I know that you, Mr. Cochran, have seen the people of the Republic at their work, in their patriotic exercises, in their moments of recreation. I know that you must have come to realize that the Republic is not a mere governmental structure. I think you will be able to explain to your associates that the real strength of the Republic is in the hearts of the people of Indonesia, a fortress which cannot be taken by the assaults of tanks and bombers.

I have not attempted to suggest in this letter any definite plan of settlement. I must leave that to a time when my status is again that of one free to negotiate and not merely free to surrender.

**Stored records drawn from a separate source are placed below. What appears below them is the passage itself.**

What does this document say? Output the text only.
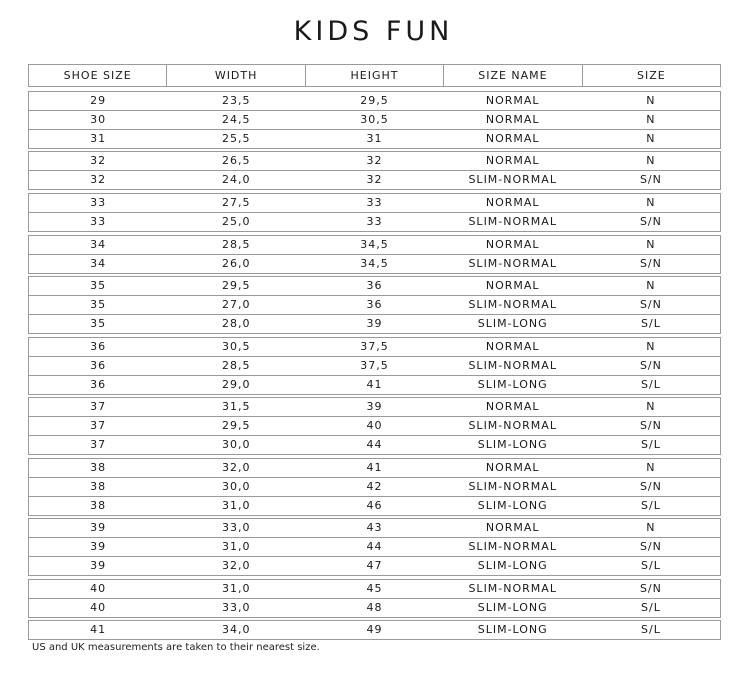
KIDS FUN
SHOE SIZE	WIDTH	HEIGHT	SIZE NAME	SIZE
29	23,5	29,5	NORMAL	N
30	24,5	30,5	NORMAL	N
31	25,5	31	NORMAL	N
32	26,5	32	NORMAL	N
32	24,0	32	SLIM-NORMAL	S/N
33	27,5	33	NORMAL	N
33	25,0	33	SLIM-NORMAL	S/N
34	28,5	34,5	NORMAL	N
34	26,0	34,5	SLIM-NORMAL	S/N
35	29,5	36	NORMAL	N
35	27,0	36	SLIM-NORMAL	S/N
35	28,0	39	SLIM-LONG	S/L
36	30,5	37,5	NORMAL	N
36	28,5	37,5	SLIM-NORMAL	S/N
36	29,0	41	SLIM-LONG	S/L
37	31,5	39	NORMAL	N
37	29,5	40	SLIM-NORMAL	S/N
37	30,0	44	SLIM-LONG	S/L
38	32,0	41	NORMAL	N
38	30,0	42	SLIM-NORMAL	S/N
38	31,0	46	SLIM-LONG	S/L
39	33,0	43	NORMAL	N
39	31,0	44	SLIM-NORMAL	S/N
39	32,0	47	SLIM-LONG	S/L
40	31,0	45	SLIM-NORMAL	S/N
40	33,0	48	SLIM-LONG	S/L
41	34,0	49	SLIM-LONG	S/L
US and UK measurements are taken to their nearest size.
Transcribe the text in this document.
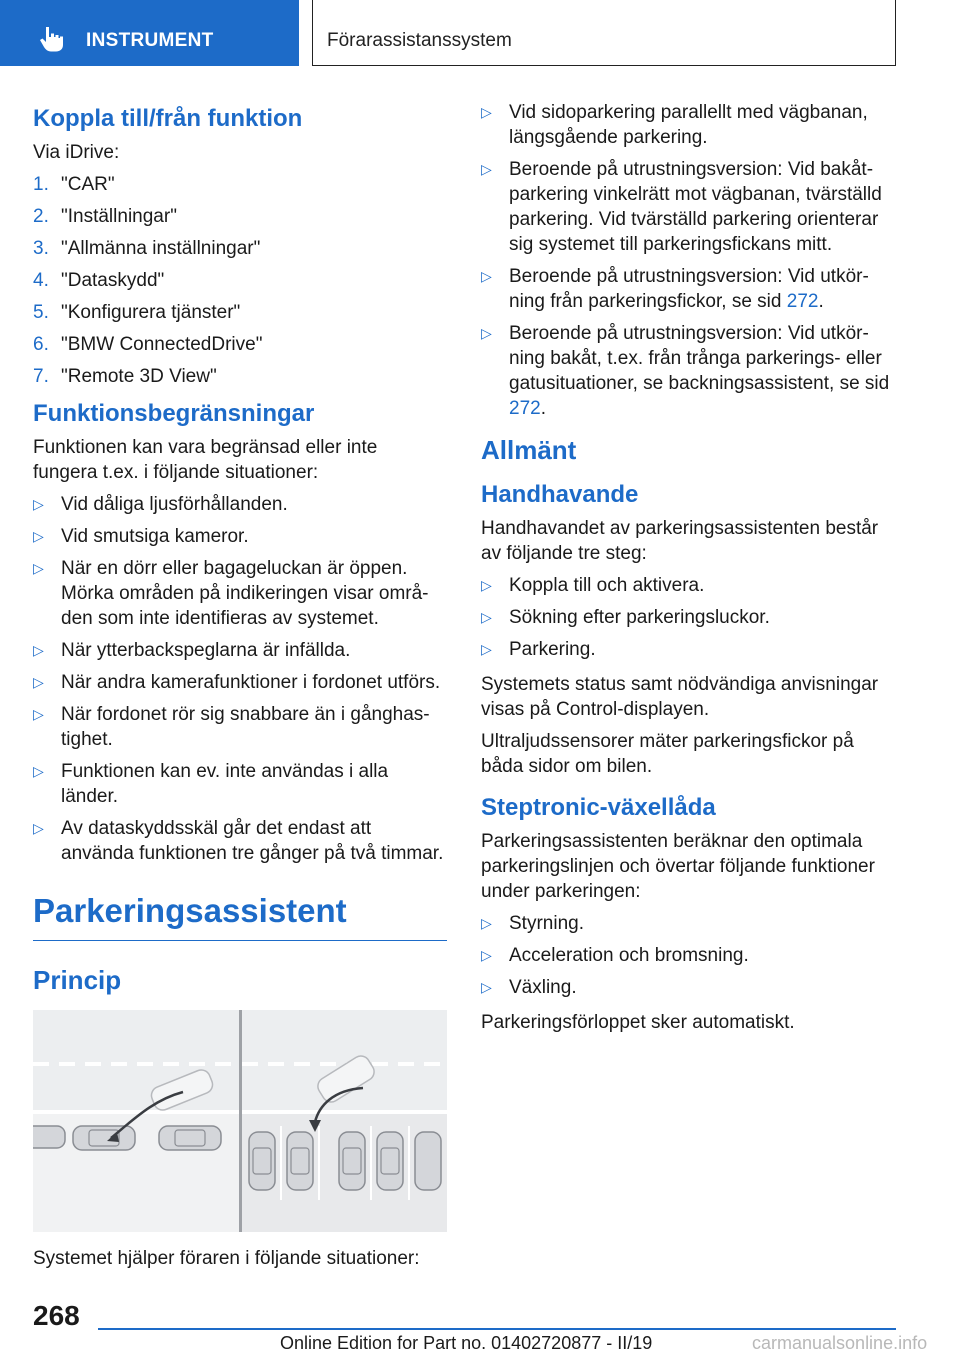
INSTRUMENT	Förarassistanssystem
Koppla till/från funktion

Via iDrive:

1. "CAR"
2. "Inställningar"
3. "Allmänna inställningar"
4. "Dataskydd"
5. "Konfigurera tjänster"
6. "BMW ConnectedDrive"
7. "Remote 3D View"
Funktionsbegränsningar

Funktionen kan vara begränsad eller inte fungera t.ex. i följande situationer:

▷ Vid dåliga ljusförhållanden.
▷ Vid smutsiga kameror.
▷ När en dörr eller bagageluckan är öppen. Mörka områden på indikeringen visar områden som inte identifieras av systemet.
▷ När ytterbackspeglarna är infällda.
▷ När andra kamerafunktioner i fordonet utförs.
▷ När fordonet rör sig snabbare än i gånghastighet.
▷ Funktionen kan ev. inte användas i alla länder.
▷ Av dataskyddsskäl går det endast att använda funktionen tre gånger på två timmar.
Parkeringsassistent
Princip

Systemet hjälper föraren i följande situationer:

▷ Vid sidoparkering parallellt med vägbanan, längsgående parkering.
▷ Beroende på utrustningsversion: Vid bakåtparkering vinkelrätt mot vägbanan, tvärställd parkering. Vid tvärställd parkering orienterar sig systemet till parkeringsfickans mitt.
▷ Beroende på utrustningsversion: Vid utkörning från parkeringsfickor, se sid 272.
▷ Beroende på utrustningsversion: Vid utkörning bakåt, t.ex. från trånga parkerings- eller gatusituationer, se backningsassistent, se sid 272.
Allmänt
Handhavande

Handhavandet av parkeringsassistenten består av följande tre steg:

▷ Koppla till och aktivera.
▷ Sökning efter parkeringsluckor.
▷ Parkering.

Systemets status samt nödvändiga anvisningar visas på Control-displayen.

Ultraljudssensorer mäter parkeringsfickor på båda sidor om bilen.

Steptronic-växellåda

Parkeringsassistenten beräknar den optimala parkeringslinjen och övertar följande funktioner under parkeringen:

▷ Styrning.
▷ Acceleration och bromsning.
▷ Växling.

Parkeringsförloppet sker automatiskt.

268
Online Edition for Part no. 01402720877 - II/19	carmanualsonline.info
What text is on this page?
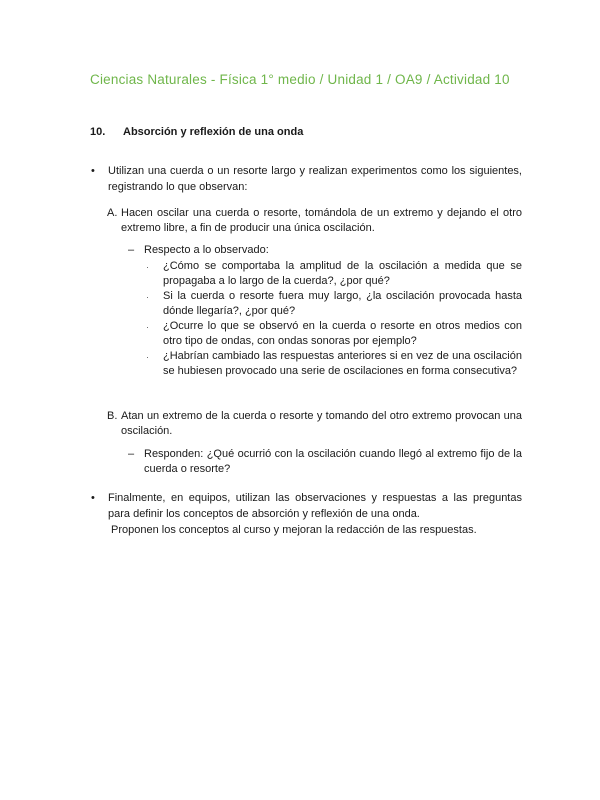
Ciencias Naturales - Física 1° medio / Unidad 1 / OA9 / Actividad 10
10. Absorción y reflexión de una onda
•	Utilizan una cuerda o un resorte largo y realizan experimentos como los siguientes, registrando lo que observan:
A. Hacen oscilar una cuerda o resorte, tomándola de un extremo y dejando el otro extremo libre, a fin de producir una única oscilación.
– Respecto a lo observado:
·	¿Cómo se comportaba la amplitud de la oscilación a medida que se propagaba a lo largo de la cuerda?, ¿por qué?
·	Si la cuerda o resorte fuera muy largo, ¿la oscilación provocada hasta dónde llegaría?, ¿por qué?
·	¿Ocurre lo que se observó en la cuerda o resorte en otros medios con otro tipo de ondas, con ondas sonoras por ejemplo?
·	¿Habrían cambiado las respuestas anteriores si en vez de una oscilación se hubiesen provocado una serie de oscilaciones en forma consecutiva?
B. Atan un extremo de la cuerda o resorte y tomando del otro extremo provocan una oscilación.
– Responden: ¿Qué ocurrió con la oscilación cuando llegó al extremo fijo de la cuerda o resorte?
•	Finalmente, en equipos, utilizan las observaciones y respuestas a las preguntas para definir los conceptos de absorción y reflexión de una onda.
Proponen los conceptos al curso y mejoran la redacción de las respuestas.
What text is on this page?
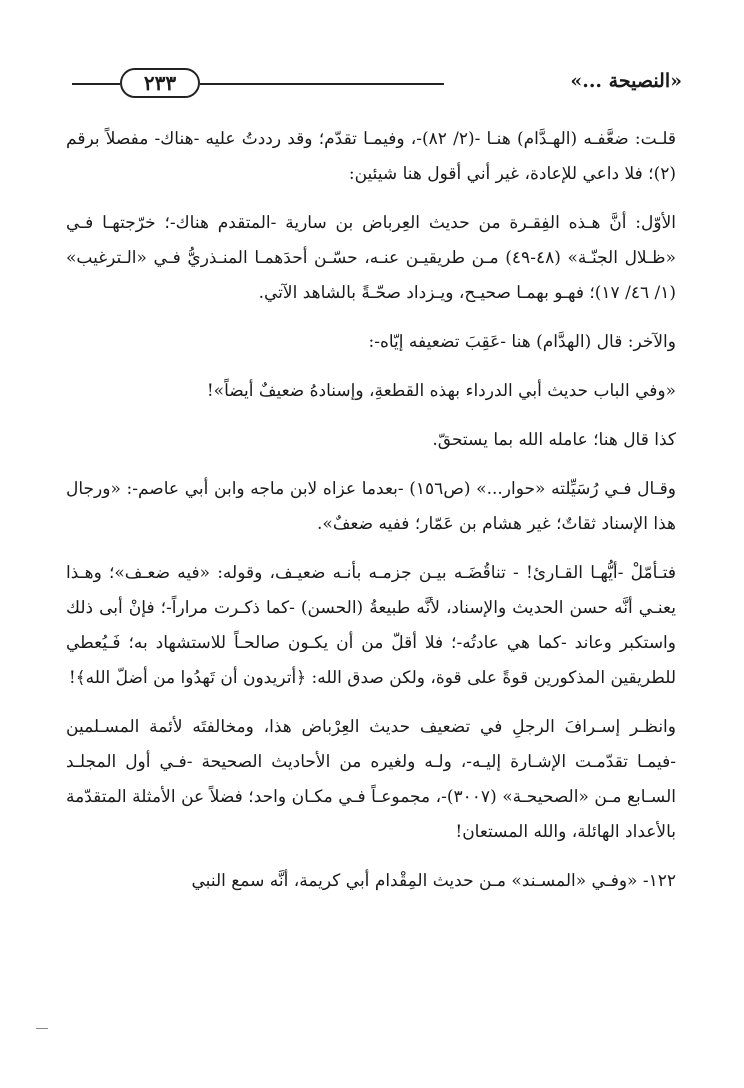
٢٣٣	«النصيحة ...»

قلـت: ضعَّفـه (الهـدَّام) هنـا -(٢/ ٨٢)-، وفيمـا تقدّم؛ وقد رددتُ عليه -هناك- مفصلاً برقم (٢)؛ فلا داعي للإعادة، غير أني أقول هنا شيئين:

الأوّل: أنَّ هـذه الفِقـرة من حديث العِرباض بن سارية -المتقدم هناك-؛ خرّجتهـا فـي «ظـلال الجنّـة» (٤٨-٤٩) مـن طريقيـن عنـه، حسّـن أحدَهمـا المنـذريُّ فـي «الـترغيب» (١/ ٤٦/ ١٧)؛ فهـو بهمـا صحيـح، ويـزداد صحّـةً بالشاهد الآتي.

والآخر: قال (الهدَّام) هنا -عَقِبَ تضعيفه إيّاه-:

«وفي الباب حديث أبي الدرداء بهذه القطعةِ، وإسنادهُ ضعيفٌ أيضاً»!

كذا قال هنا؛ عامله الله بما يستحقّ.

وقـال فـي رُسَيِّلته «حوار...» (ص١٥٦) -بعدما عزاه لابن ماجه وابن أبي عاصم-: «ورجال هذا الإسناد ثقاتٌ؛ غير هشام بن عَمّار؛ ففيه ضعفٌ».

فتـأمّلْ -أيُّهـا القـارئ! - تناقُضَـه بيـن جزمـه بأنـه ضعيـف، وقوله: «فيه ضعـف»؛ وهـذا يعنـي أنَّه حسن الحديث والإسناد، لأنَّه طبيعةُ (الحسن) -كما ذكـرت مراراً-؛ فإنْ أبى ذلك واستكبر وعاند -كما هي عادتُه-؛ فلا أقلّ من أن يكـون صالحـاً للاستشهاد به؛ فَـيُعطي للطريقين المذكورين قوةً على قوة، ولكن صدق الله: ﴿أتريدون أن تَهدُوا من أضلّ الله﴾!

وانظـر إسـرافَ الرجلِ في تضعيف حديث العِرْباض هذا، ومخالفتَه لأئمة المسـلمين -فيمـا تقدّمـت الإشـارة إليـه-، ولـه ولغيره من الأحاديث الصحيحة -فـي أول المجلـد السـابع مـن «الصحيحـة» (٣٠٠٧)-، مجموعـاً فـي مكـان واحد؛ فضلاً عن الأمثلة المتقدّمة بالأعداد الهائلة، والله المستعان!

١٢٢- «وفـي «المسـند» مـن حديث المِقْدام أبي كريمة، أنَّه سمع النبي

I trust that I shall see you again very soon and at a happier time for my country, perhaps when a free and sovereign United States of Indonesia has been achieved. That it will be achieved cannot be doubted by those who know the Republic and the affection in which it is held by all the people of Indonesia.

I shall ask Mr. Lisle to make sure that this letter reaches you. Sincerely yours, M. Hatta.”

GOC preparing full report visit tomorrow. Will transmit Department soonest. Signed Lisle.

Livengood
  1. See telegram 1090, Gocus 484, December 13, 1948, 11 p. m., from Batavia, Foreign Relations, 1948 vol. vi, p. 552. For text of letter, see UN SC, 3d yr., Supplement (Dec.), p. 215.